Hacia el 2500 a. C., se produjo otra novedad en Gran Bretaña. Al igual que en otros lugares de Europa, apareció una maravillosa cerámica de fondo llano, a la cual, debido a su forma, los arqueólogos han denominado campaniforme. Los precedentes de esta artesanía se hallan en Iberia y en las riberas del Rin. Por esa época los isleños, al comerciar con los pueblos del otro lado del mar, conocieron el cobre y, poco después, la nueva aleación de estaño y cobre llamada bronce. Con este metal comenzaron a fabricar armas, magníficas joyas y muchos utensilios de pequeño tamaño. Pero el bronce era blando, y aunque resultaba fácil trabajar con él, no revolucionó el utillaje de guerra ni, cosa más importante aún, la agricultura. Su efecto sobre la cultura de la isla no fue profundo.

Pero durante esos largos siglos, en varias partes de Gran Bretaña, y en especial en Sarum, se construían unos monumentos de piedra que aportarían al país mucha mayor gloria que todos los objetos de metal.

Se trata de la magnífica colección de templos circulares edificados en lugares elevados: los henges[1]. Aún hoy en día resultan impresionantes. Unas piedras gigantescas, cada una de las cuales pesaba varias toneladas, eran dispuestas con precisión geométrica sobre las colinas. Algunos de esos monumentos cubren más de una hectárea. Constituyen una obra de ingeniería extraordinaria; y no menos impresionante es la capacidad de organizar los inmensos equipos de obreros necesarios para erigirlos. Esos monolitos eclipsan incluso a los túmulos funerarios y dan testimonio de la ciencia y ambición de los gobernantes de aquellos tiempos.

Esos henges no existen en ningún otro lugar del norte de Europa; pero en Gran Bretaña se encuentran en toda la isla, desde Cornualles hasta el extremo septentrional de Escocia. El material de los monolitos fue variando a lo largo de los siglos: en un principio eran de tierra, después de madera y por fin de piedra. Todos están dispuestos en forma circular y su entrada está orientada de tal modo que durante el solsticio de verano el sol naciente la ilumina de frente. Los henges encierran todavía muchos enigmas científicos, así que los arqueólogos y matemáticos no se cansan de estudiarlos. La mayor concentración de dichos templos se halla en los alrededores de Sarum. Unos diez kilómetros al noroeste un gigantesco henge se eleva en la aldea de Avebury. Más cerca había otros templos de tamaño más reducido, entre ellos un magnífico henge de madera. Pero el mayor y más impresionante monumento es Stonehenge, situado en el terreno elevado al norte de Sarum.

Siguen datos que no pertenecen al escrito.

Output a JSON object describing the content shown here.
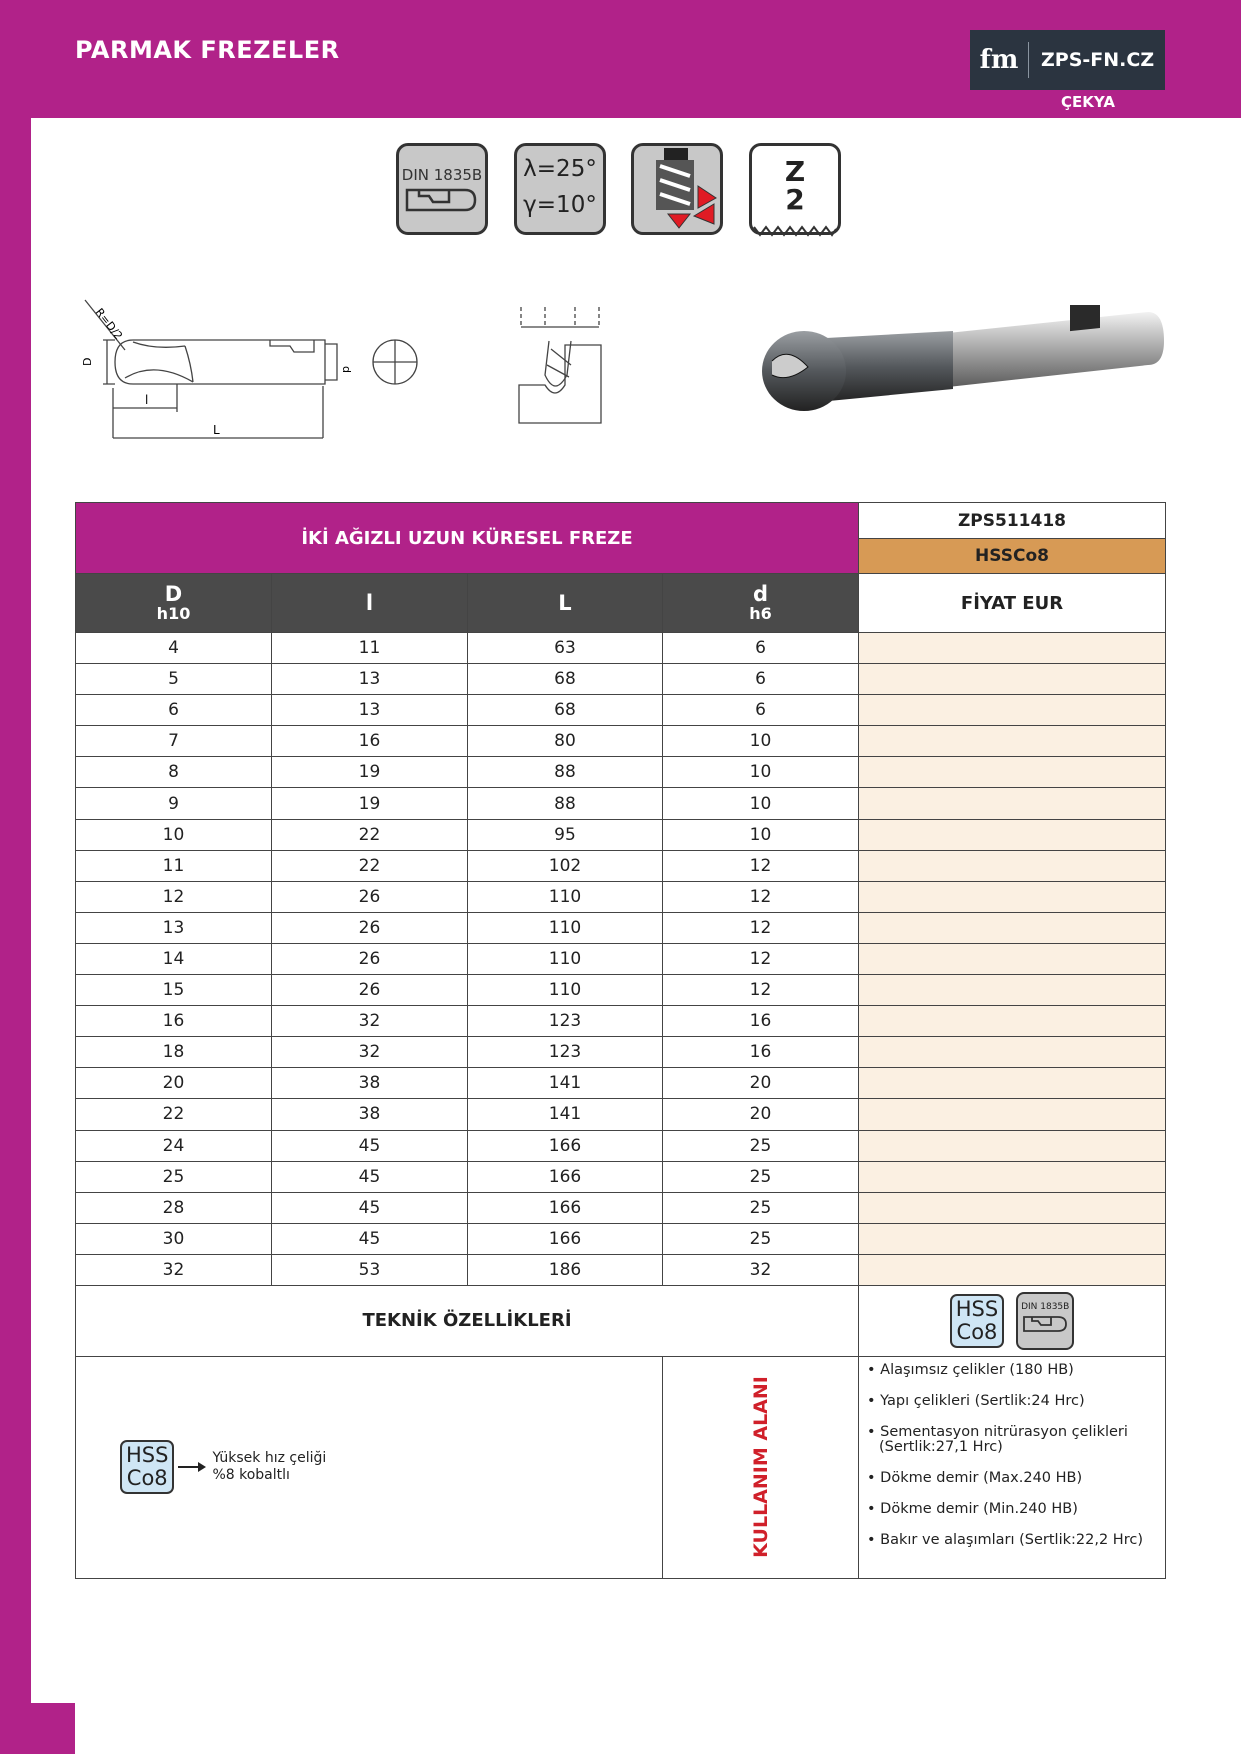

Comenzaron a construirlo muy pronto, poco después del año 3000 a. C. Al principio consistía en una valla circular de tierra, cuya entrada estaba dispuesta sobre un eje orientado hacia el sol naciente en el solsticio de verano. Poco después, en el interior de la valla, instalaron otro círculo formado por cincuenta y seis monolitos verticales, dispuestos a intervalos regulares. Unas grandes piedras enmarcaban la entrada. Hacia el 2100 a. C., comenzaron a construir un círculo de piedras cerca del centro, utilizando rocas de arenisca azul. Fue una de las proezas más increíbles del Neolítico: cada monolito sagrado de arenisca azul medía casi dos metros de altura, pesaba cuatro toneladas y había sido acarreado, en una época en que aún no se había inventado la rueda, a lo largo de una distancia de casi cuatrocientos kilómetros por mar, tierra y ríos, desde los lejanos montes Preseli en el sur de Gales. El círculo completo debió de requerir más de sesenta piedras como ésas.

Pero hacia el año 2000 a. C., sucedió algo muy curioso. Por motivos que desconocemos, la obra de arenisca azul que se hallaba a medio construir quedó interrumpida. Las piedras azules fueron retiradas del lugar. Con posterioridad, misteriosamente, empezaron a construir otro monumento. Éste contaba con una majestuosa avenida que se extendía desde la entrada entre las paredes de tierra a lo largo de seiscientos metros a través del terreno elevado y suavemente ondulante. Estaba bordeada de gigantescas piedras de arenisca gris que dejaban chicas a los anteriores monolitos de arenisca azul. Su diseño y magnificencia superaban todo cuanto se había visto hasta la fecha en la isla.